Perversely, if you understand domestic violence, it’s easier for you to see why insurance companies would do this than it might be for someone who doesn’t realize that it’s about more than just hitting, but that it involves the abuser pulling his victim into a cycle of dependence and stalking in order to control her. Once a man has hit a woman, the odds of him doing it again are astronomical, and the odds are that he will escalate the level of violence as well, because part of being an abuser is testing your boundaries and seeing how much you can get away with before she leaves. For those of us in the humane world, the fact that a woman who has been slapped today is in grave danger of receiving a massive beatdown in the next few months or years is a tragedy that we should seek to prevent. From the insurance company’s perspective, however, a woman who is slapped today is likely someone who will incur a massive hospital bill in the future, and that’s all they need to know.

more from Amanda Marcotte

So Sad; So True

Let's start with the obvious: America has not only the worst but the dumbest health care system in the developed world. It's become a black leprosy eating away at the American experiment — a bureaucracy so insipid and mean and illogical that even our darkest criminal minds wouldn't be equal to dreaming it up on purpose.

The system doesn't work for anyone. It cheats patients and leaves them to die, denies insurance to 47 million Americans, forces hospitals to spend billions haggling over claims, and systematically bleeds and harasses doctors with the specter of catastrophic litigation.

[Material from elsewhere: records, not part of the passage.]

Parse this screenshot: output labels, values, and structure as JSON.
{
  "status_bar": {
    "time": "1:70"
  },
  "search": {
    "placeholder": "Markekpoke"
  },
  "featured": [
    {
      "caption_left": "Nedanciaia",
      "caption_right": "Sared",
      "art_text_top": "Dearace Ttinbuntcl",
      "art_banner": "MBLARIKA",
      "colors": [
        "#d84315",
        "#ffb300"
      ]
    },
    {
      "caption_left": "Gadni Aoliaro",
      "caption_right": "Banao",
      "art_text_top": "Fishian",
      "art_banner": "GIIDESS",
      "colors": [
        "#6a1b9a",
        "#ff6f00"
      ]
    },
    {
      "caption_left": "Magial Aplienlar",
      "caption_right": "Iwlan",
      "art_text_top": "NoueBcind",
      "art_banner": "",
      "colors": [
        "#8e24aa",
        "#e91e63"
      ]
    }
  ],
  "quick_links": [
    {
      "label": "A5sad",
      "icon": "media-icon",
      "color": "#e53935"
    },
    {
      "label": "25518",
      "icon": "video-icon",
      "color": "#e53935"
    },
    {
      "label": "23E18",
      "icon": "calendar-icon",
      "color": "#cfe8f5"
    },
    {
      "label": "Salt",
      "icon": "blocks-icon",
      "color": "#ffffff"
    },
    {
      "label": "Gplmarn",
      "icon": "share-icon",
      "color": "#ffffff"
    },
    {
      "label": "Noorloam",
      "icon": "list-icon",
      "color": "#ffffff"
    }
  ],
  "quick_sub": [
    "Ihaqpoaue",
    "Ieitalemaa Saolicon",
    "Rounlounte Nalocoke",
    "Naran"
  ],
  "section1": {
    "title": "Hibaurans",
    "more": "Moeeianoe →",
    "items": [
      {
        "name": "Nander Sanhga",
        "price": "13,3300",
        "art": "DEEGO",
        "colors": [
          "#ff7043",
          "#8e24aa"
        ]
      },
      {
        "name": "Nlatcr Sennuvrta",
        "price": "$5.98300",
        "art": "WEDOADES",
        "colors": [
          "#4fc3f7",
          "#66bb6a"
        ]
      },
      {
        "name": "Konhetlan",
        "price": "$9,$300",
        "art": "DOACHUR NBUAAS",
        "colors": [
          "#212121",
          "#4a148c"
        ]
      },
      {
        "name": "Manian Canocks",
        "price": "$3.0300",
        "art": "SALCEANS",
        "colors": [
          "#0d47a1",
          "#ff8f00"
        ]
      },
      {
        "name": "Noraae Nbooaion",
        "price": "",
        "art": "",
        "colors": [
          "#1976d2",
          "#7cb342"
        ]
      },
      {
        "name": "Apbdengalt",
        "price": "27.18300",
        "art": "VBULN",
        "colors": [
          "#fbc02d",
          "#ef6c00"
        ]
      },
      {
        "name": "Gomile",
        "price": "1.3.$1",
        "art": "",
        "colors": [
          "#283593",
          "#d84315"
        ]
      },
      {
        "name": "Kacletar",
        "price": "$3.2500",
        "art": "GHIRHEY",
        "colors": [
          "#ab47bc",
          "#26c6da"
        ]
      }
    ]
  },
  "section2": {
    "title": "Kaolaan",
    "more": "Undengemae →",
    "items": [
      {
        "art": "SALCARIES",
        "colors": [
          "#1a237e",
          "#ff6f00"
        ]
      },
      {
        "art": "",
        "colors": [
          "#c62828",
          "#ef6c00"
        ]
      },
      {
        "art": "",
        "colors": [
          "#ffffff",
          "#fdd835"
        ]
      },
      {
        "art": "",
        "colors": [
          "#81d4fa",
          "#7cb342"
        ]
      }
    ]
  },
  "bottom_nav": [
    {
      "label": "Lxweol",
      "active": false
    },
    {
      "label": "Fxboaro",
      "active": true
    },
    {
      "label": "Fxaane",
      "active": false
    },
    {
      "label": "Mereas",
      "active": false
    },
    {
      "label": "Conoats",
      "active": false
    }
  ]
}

Even as a mechanism for delivering bonuses to insurance-company fat cats, it's a miserable failure: Greedy insurance bosses who spent a generation denying preventive care to patients now see their profits sapped by millions of customers who enter the system only when they're sick with incurably expensive illnesses.

The cost of all of this to society, in illness and death and lost productivity and a soaring federal deficit and plain old anxiety and anger, is incalculable — and that's the good news. The bad news is our failed health care system won't get fixed, because it exists entirely within the confines of yet another failed system: the political entity known as the United States of America.

Just as we have a medical system that is not really designed to care for the sick, we have a government that is not equipped to fix actual crises. What our government is good at is something else entirely: effecting the appearance of action, while leaving the actual reform behind in a diabolical labyrinth of ingenious legislative maneuvers.

Over the course of this summer, those two failed systems have collided in a spectacular crossroads moment in American history.